INTERVIEW
Hector Perez
Leica S with Summarit-S 35mm f/2.5 Asph., Summarit-S 70mm f/2.5 Asph., Apo-Macro-Summarit-S120mm f/2.5 Asph.
Hector Perez Danielle Yu @ LA Models, Varsha Thapa @ Wilhelmina Models, Aida Artiles @ Blow Models and Alicia Medina @ Sight Management
In Naked City, the Spanish photographer Hector Perez presents sensual human bodies in contrast to stern architecture. The resulting images are a combination of intense dynamics and minimalistic aesthetics.
S Magazine: Your work is very structural: for the S Magazine, you contrasted architecture – mostly façades – with rather graceful nudes. What connection do you see between buildings and bodies?
Hector Perez: I’ve always been enamoured with the way a simple line can convey so many different ideas and expressions. The silhouette and shape of a human form are both sensual and intimate while the lines and angles in architecture mix both art and utility. Our bodies have nature’s structural elements that serve specific purposes, and the buildings we create have the same: I find the similarity and contrast between the two fascinating.
Which architectural period do you find the most alluring?
I've always appreciated the beauty and intricacy of the Gothic movement, as well as the modernist approach of Gaudi’s buildings; but a lot of my work today is inspired by the clean minimalist aesthetics of modern-day architecture.
What are the qualities you look for in a model?
For me, finding the perfect model comes from their ability to show emotions. Expressions and personalities inspire me to create the story I want to show through my pictures.
There are stark contrasts and a depth of darkness in your work, preferably in B/W. Is this your preferred method and approach?
I’ve always taken a more cinematic approach to my work, with lighting as my source of focus. I don’t necessarily prefer black and white over colour, but when it comes to shadows and highlights, I feel the black and white approach offers a stronger dramatic quality.
You have worked with Eric Broms and Enrique Badulescu: have they influenced you, and in what way?
Along with Eric Broms and Enrique Badulescu, I’ve been lucky enough to also work with Cesar Lucadamo and Stephan Ach among others. These photographers really helped shaped my career and taught me how to develop my own aesthetics and approach to photography.
When did you decide that taking pictures was your thing?
It all started after I took a portrait of my mother. She doesn’t really enjoy being photographed, but she loved the image I took and her look of joy inspired me to follow this passion I hadn't known I had before.
Who among the designers you worked with has been the most influential?

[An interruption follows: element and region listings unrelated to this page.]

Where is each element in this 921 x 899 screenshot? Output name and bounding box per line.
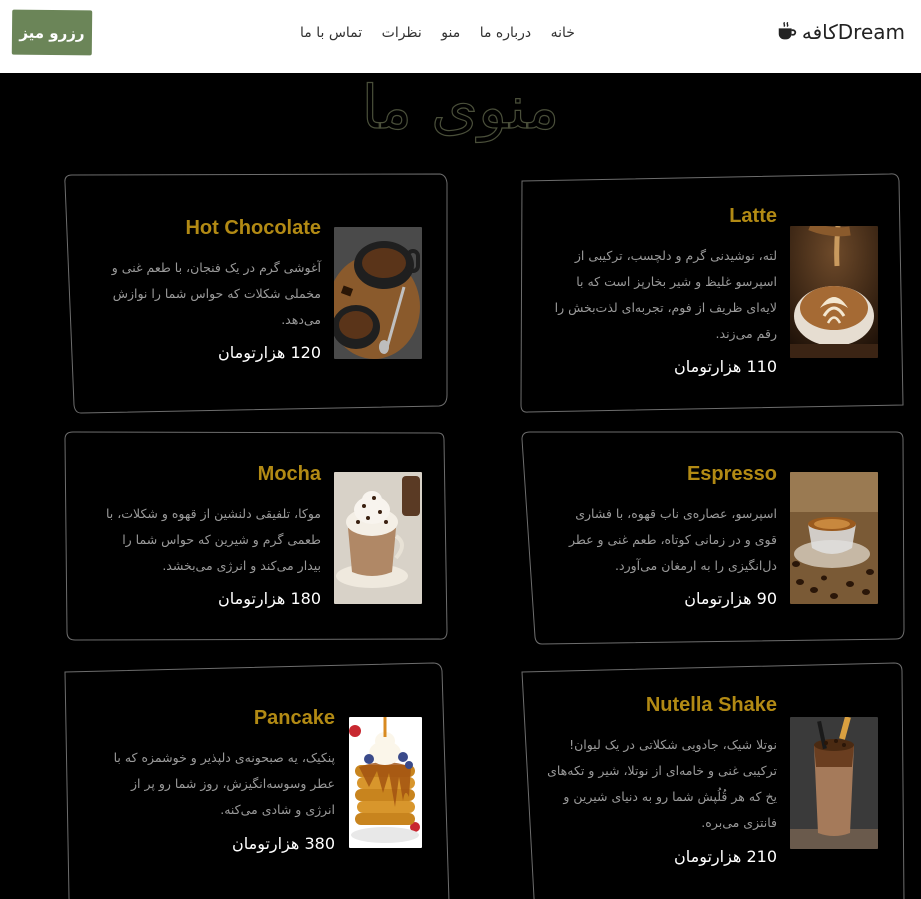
menu-section-title: منوی ما: [361, 72, 560, 143]
item-description: اسپرسو، عصاره‌ی ناب قهوه، با فشاری قوی و…: [568, 506, 777, 573]
item-price: 120 هزارتومان: [218, 343, 321, 362]
item-description: آغوشی گرم در یک فنجان، با طعم غنی و مخمل…: [111, 260, 321, 327]
item-name: Nutella Shake: [645, 694, 777, 716]
espresso-cup-beans-image: [790, 472, 878, 604]
reserve-table-button[interactable]: رزرو میز: [11, 9, 93, 56]
item-price: 180 هزارتومان: [218, 589, 321, 608]
pancake-stack-image: [349, 717, 422, 848]
brand-logo[interactable]: Dreamکافه: [776, 18, 905, 46]
item-description: لته، نوشیدنی گرم و دلچسب، ترکیبی از اسپر…: [554, 248, 777, 341]
menu-card-nutella-shake[interactable]: Nutella Shake نوتلا شیک، جادویی شکلاتی د…: [520, 662, 906, 899]
menu-card-mocha[interactable]: Mocha موکا، تلفیقی دلنشین از قهوه و شکلا…: [63, 431, 450, 641]
item-price: 110 هزارتومان: [674, 357, 777, 376]
menu-card-pancake[interactable]: Pancake پنکیک، یه صبحونه‌ی دلپذیر و خوشم…: [63, 662, 450, 899]
item-price: 380 هزارتومان: [232, 834, 335, 853]
hot-chocolate-mugs-image: [334, 227, 422, 359]
item-price: 90 هزارتومان: [684, 589, 777, 608]
site-header: رزرو میز خانه درباره ما منو نظرات تماس ب…: [0, 0, 921, 73]
brand-name: Dreamکافه: [801, 20, 905, 44]
item-name: Pancake: [253, 707, 335, 729]
main-nav: خانه درباره ما منو نظرات تماس با ما: [300, 22, 575, 44]
nav-reviews[interactable]: نظرات: [382, 25, 422, 41]
mocha-glass-cream-image: [334, 472, 422, 604]
item-name: Mocha: [257, 463, 321, 485]
latte-art-cup-image: [790, 226, 878, 358]
item-name: Latte: [729, 205, 777, 227]
nutella-shake-glass-image: [790, 717, 878, 849]
menu-card-espresso[interactable]: Espresso اسپرسو، عصاره‌ی ناب قهوه، با فش…: [520, 431, 906, 645]
nav-home[interactable]: خانه: [551, 25, 575, 41]
item-name: Espresso: [686, 463, 777, 485]
item-description: پنکیک، یه صبحونه‌ی دلپذیر و خوشمزه که با…: [113, 750, 335, 817]
item-description: موکا، تلفیقی دلنشین از قهوه و شکلات، با …: [105, 506, 321, 573]
menu-card-hot-chocolate[interactable]: Hot Chocolate آغوشی گرم در یک فنجان، با …: [63, 173, 450, 414]
coffee-cup-icon: [778, 22, 796, 40]
nav-contact[interactable]: تماس با ما: [300, 25, 362, 41]
item-price: 210 هزارتومان: [674, 847, 777, 866]
menu-card-latte[interactable]: Latte لته، نوشیدنی گرم و دلچسب، ترکیبی ا…: [520, 173, 905, 413]
nav-menu[interactable]: منو: [441, 25, 460, 41]
nav-about[interactable]: درباره ما: [480, 25, 531, 41]
item-name: Hot Chocolate: [185, 217, 321, 239]
item-description: نوتلا شیک، جادویی شکلاتی در یک لیوان! تر…: [547, 737, 777, 830]
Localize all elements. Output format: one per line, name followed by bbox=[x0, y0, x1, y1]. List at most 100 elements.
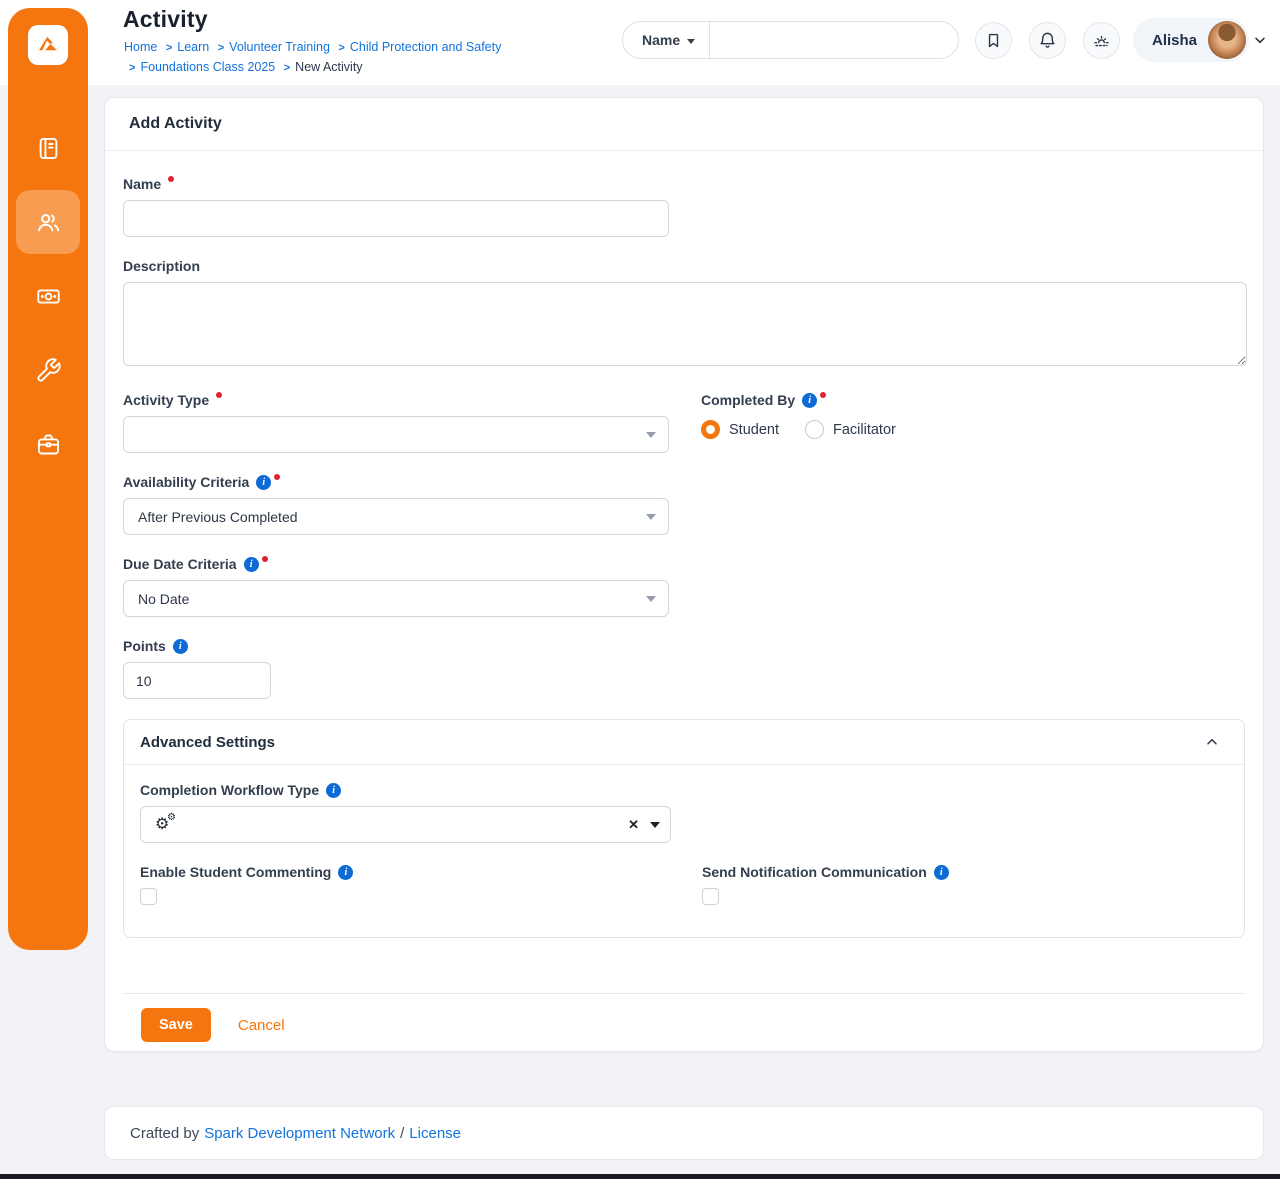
briefcase-icon bbox=[37, 434, 59, 454]
user-name: Alisha bbox=[1152, 31, 1198, 49]
send-notification-checkbox[interactable] bbox=[702, 888, 719, 905]
radio-student[interactable]: Student bbox=[701, 420, 779, 439]
wrench-icon bbox=[36, 357, 61, 382]
cash-icon bbox=[36, 288, 60, 304]
breadcrumb-volunteer-training[interactable]: Volunteer Training bbox=[229, 40, 330, 54]
points-input[interactable] bbox=[123, 662, 271, 699]
radio-selected-icon bbox=[701, 420, 720, 439]
completed-by-options: Student Facilitator bbox=[701, 420, 1247, 439]
required-indicator bbox=[216, 392, 223, 398]
breadcrumb-foundations-class[interactable]: Foundations Class 2025 bbox=[140, 60, 275, 74]
caret-down-icon[interactable] bbox=[650, 821, 660, 828]
enable-student-commenting-checkbox[interactable] bbox=[140, 888, 157, 905]
sidebar-item-people[interactable] bbox=[16, 190, 80, 254]
breadcrumb-separator: > bbox=[338, 42, 345, 54]
info-icon[interactable]: i bbox=[326, 782, 342, 798]
type-completedby-row: Activity Type Completed By i Student Fac… bbox=[123, 391, 1245, 453]
points-field-group: Points i bbox=[123, 637, 1245, 699]
spark-development-network-link[interactable]: Spark Development Network bbox=[204, 1125, 395, 1142]
save-button[interactable]: Save bbox=[141, 1008, 211, 1042]
info-icon[interactable]: i bbox=[243, 556, 259, 572]
completed-by-field-group: Completed By i Student Facilitator bbox=[701, 391, 1247, 453]
required-indicator bbox=[820, 392, 827, 398]
availability-criteria-field-group: Availability Criteria i After Previous C… bbox=[123, 473, 1245, 535]
completed-by-label: Completed By i bbox=[701, 391, 1247, 409]
completion-workflow-field-group: Completion Workflow Type i ⚙ ⚙ ✕ bbox=[140, 781, 1228, 843]
activity-type-select[interactable] bbox=[123, 416, 669, 453]
due-date-criteria-select[interactable]: No Date bbox=[123, 580, 669, 617]
info-icon[interactable]: i bbox=[933, 864, 949, 880]
user-menu[interactable]: Alisha bbox=[1133, 18, 1250, 62]
sidebar-nav bbox=[16, 116, 80, 476]
book-icon bbox=[39, 137, 57, 159]
name-input[interactable] bbox=[123, 200, 669, 237]
availability-criteria-select[interactable]: After Previous Completed bbox=[123, 498, 669, 535]
caret-down-icon bbox=[646, 595, 656, 602]
notifications-button[interactable] bbox=[1029, 22, 1066, 59]
chevron-up-icon bbox=[1207, 738, 1217, 745]
search-scope-label: Name bbox=[642, 32, 681, 48]
send-notification-label: Send Notification Communication i bbox=[702, 863, 1228, 881]
page-title: Activity bbox=[123, 6, 208, 32]
radio-unselected-icon bbox=[805, 420, 824, 439]
description-input[interactable] bbox=[123, 282, 1247, 366]
activity-type-field-group: Activity Type bbox=[123, 391, 669, 453]
required-indicator bbox=[261, 556, 268, 562]
sidebar-item-finance[interactable] bbox=[16, 264, 80, 328]
license-link[interactable]: License bbox=[409, 1125, 461, 1142]
breadcrumb-home[interactable]: Home bbox=[124, 40, 157, 54]
footer-separator: / bbox=[400, 1124, 405, 1142]
radio-facilitator[interactable]: Facilitator bbox=[805, 420, 896, 439]
sidebar-item-work[interactable] bbox=[16, 412, 80, 476]
required-indicator bbox=[274, 474, 281, 480]
avatar bbox=[1208, 21, 1247, 59]
caret-down-icon bbox=[687, 38, 696, 44]
site-footer: Crafted by Spark Development Network / L… bbox=[104, 1106, 1264, 1160]
sidebar bbox=[8, 8, 88, 950]
enable-student-commenting-group: Enable Student Commenting i bbox=[140, 863, 670, 905]
advanced-settings-panel: Advanced Settings Completion Workflow Ty… bbox=[123, 719, 1245, 938]
global-search: Name bbox=[622, 21, 959, 59]
completion-workflow-select[interactable]: ⚙ ⚙ ✕ bbox=[140, 806, 671, 843]
info-icon[interactable]: i bbox=[172, 638, 188, 654]
name-label: Name bbox=[123, 175, 1245, 193]
due-date-criteria-field-group: Due Date Criteria i No Date bbox=[123, 555, 1245, 617]
name-field-group: Name bbox=[123, 175, 1245, 237]
clear-x-icon[interactable]: ✕ bbox=[628, 818, 639, 831]
send-notification-group: Send Notification Communication i bbox=[702, 863, 1228, 905]
add-activity-panel: Add Activity Name Description Activity T… bbox=[104, 97, 1264, 1052]
advanced-settings-header[interactable]: Advanced Settings bbox=[124, 720, 1244, 765]
theme-toggle-button[interactable] bbox=[1083, 22, 1120, 59]
enable-student-commenting-label: Enable Student Commenting i bbox=[140, 863, 670, 881]
description-label: Description bbox=[123, 258, 201, 274]
points-label: Points i bbox=[123, 637, 1245, 655]
chevron-down-icon bbox=[1255, 37, 1265, 44]
breadcrumb-child-protection[interactable]: Child Protection and Safety bbox=[350, 40, 501, 54]
breadcrumb-separator: > bbox=[283, 62, 291, 74]
user-menu-chevron[interactable] bbox=[1252, 32, 1268, 53]
advanced-settings-title: Advanced Settings bbox=[140, 733, 276, 751]
search-scope-dropdown[interactable]: Name bbox=[623, 22, 711, 58]
panel-body: Name Description Activity Type Completed… bbox=[105, 151, 1263, 1042]
required-indicator bbox=[168, 176, 175, 182]
panel-footer: Save Cancel bbox=[123, 993, 1245, 1042]
crafted-by-text: Crafted by bbox=[130, 1124, 200, 1142]
sidebar-item-journal[interactable] bbox=[16, 116, 80, 180]
search-input[interactable] bbox=[710, 22, 958, 58]
bookmarks-button[interactable] bbox=[975, 22, 1012, 59]
info-icon[interactable]: i bbox=[256, 474, 272, 490]
due-date-criteria-label: Due Date Criteria i bbox=[123, 555, 1245, 573]
select-tools: ✕ bbox=[628, 807, 660, 842]
advanced-checkbox-row: Enable Student Commenting i Send Notific… bbox=[140, 863, 1228, 905]
breadcrumb: Home > Learn > Volunteer Training > Child P… bbox=[124, 38, 629, 78]
info-icon[interactable]: i bbox=[802, 392, 818, 408]
info-icon[interactable]: i bbox=[338, 864, 354, 880]
sidebar-item-tools[interactable] bbox=[16, 338, 80, 402]
breadcrumb-current: New Activity bbox=[295, 60, 363, 74]
bell-icon bbox=[1040, 32, 1055, 48]
panel-title: Add Activity bbox=[105, 98, 1263, 151]
advanced-settings-body: Completion Workflow Type i ⚙ ⚙ ✕ Enable … bbox=[124, 765, 1244, 937]
breadcrumb-learn[interactable]: Learn bbox=[177, 40, 209, 54]
rock-logo[interactable] bbox=[28, 25, 68, 65]
cancel-button[interactable]: Cancel bbox=[238, 1017, 285, 1034]
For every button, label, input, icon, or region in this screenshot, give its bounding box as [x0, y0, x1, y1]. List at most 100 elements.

Costume designers for theatre and stage shows have been the most influential for me. I had the opportunity to photograph the dancers from the Pina Bausch company, which helped produce a lot of my best work. I loved how the choreography was enhanced by the colours and fabrics of the costumes. There is an electricity in these types of photos that is hard to capture in more traditional apparel photo shoots.
Do you go for the classics? Do you have a photography idol, an artist perhaps, a preference for a particlar epoch?
I’m definitely more drawn to artists with more classic aesthetics. I’ve found photographers Peter Lindbergh and Richard Avedon among the most inspiring for my work. As for artists, Director Wong Kar Wai and painter Edward Hopper are also at the top of my list.
Has your cultural background been a source for your visual aesthetics?
Definitely. Growing up in Europe, I was fortunate enough to live in Paris, London and Barcelona; cities rich in art and history. Each city had a different influence on me – the elegance of Paris, London's underground scene, and the whimsical buildings of Barcelona.
What are the goals you would like to pursue in the future? A dream project, perhaps?
I’ve always been interested in exploring photography work through National Geographic. The interesting mix of nature, travel, culture, and art in their images has a strong impact on the viewer, which I find fascinating.
Has popular culture tempted you to create a certain style? How would you, personally, explain your way of seeing reality?
Although I do admire some of the work seen in popular culture today, I don’t feel too much pressure or temptation to conform to any of those ideals. When it comes to how I interpret the reality behind my work, I’m very much driven by my own visions. Capturing emotions and moments in time with a cinematic lens has always been my thing.
In developing your personal style, you seem to have distanced yourself from commerciality – why?
Most commercial work tends to lack creativity and usually has a very specific structure. There are commercial images out there that have really pushed the boundaries in terms of traditional marketing, but because the main focus tends to be the product, there is usually less creative freedom. Personally, I’m more interested in images that transcend time, and my goal has always been to capture a better photo today than I did yesterday.